Antibody and seroconversion responses after either dose of mRNA-BNT162b2 vaccine.

(A) Comparison of distributions and medians of anti-SARS-CoV-2 spike protein IgG titers (logarithmic values). Bars represent median values with 95% confidence interval. (B) Comparison of seroconversion response rates at a cut-off of 50 AU/ml. Control cohort, patients with discontinuation of active treatment by at least 28 days; exposed cohort, patients on active treatment within previous 28 days; timepoint-1, assessment before second mRNA-BNT162b2 vaccine dose; timepoint-3, assessment at 8 weeks after second vaccine dose.

In conclusion, we confirmed in a large population a favorable safety profile of mRNA-BNT162b2 vaccine, which may reassure on maintaining active cancer treatment throughout the whole vaccination schedule.
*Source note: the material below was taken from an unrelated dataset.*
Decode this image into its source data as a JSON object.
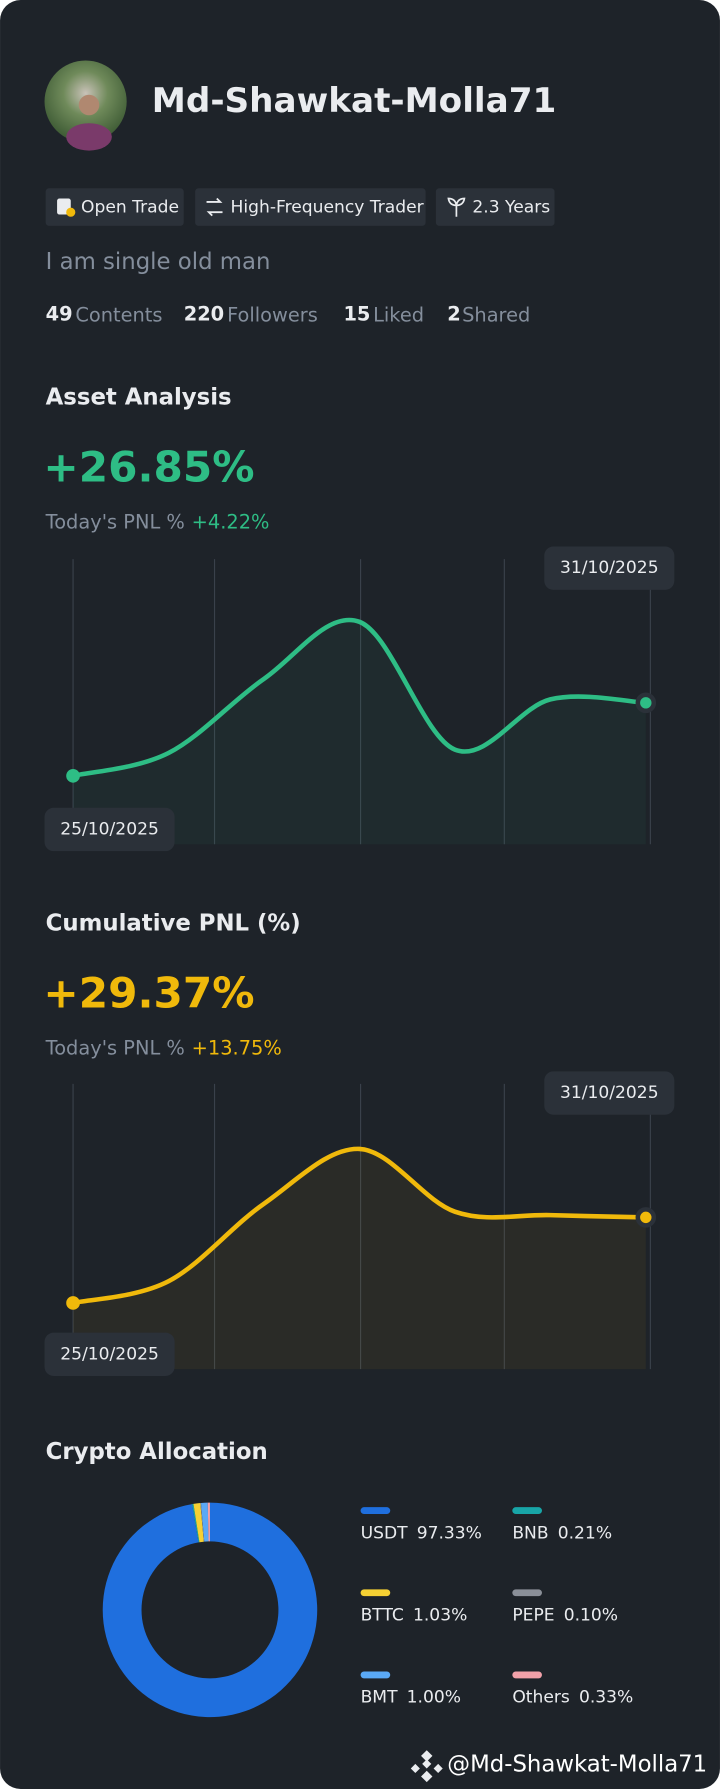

Patients with specific conditions, such as female sex and G-CSF usage, should be cautioned about increased risk of side effects. Humoral response to first dose is confirmed as inadequate. Booster vaccine dose resulted in an exponential increase in IgG titer and high rate of seroconversion, arguing against delays in dosing schedule. Although some clinical features predict reduced immunogenicity, further experimental testing is required to confirm their significance.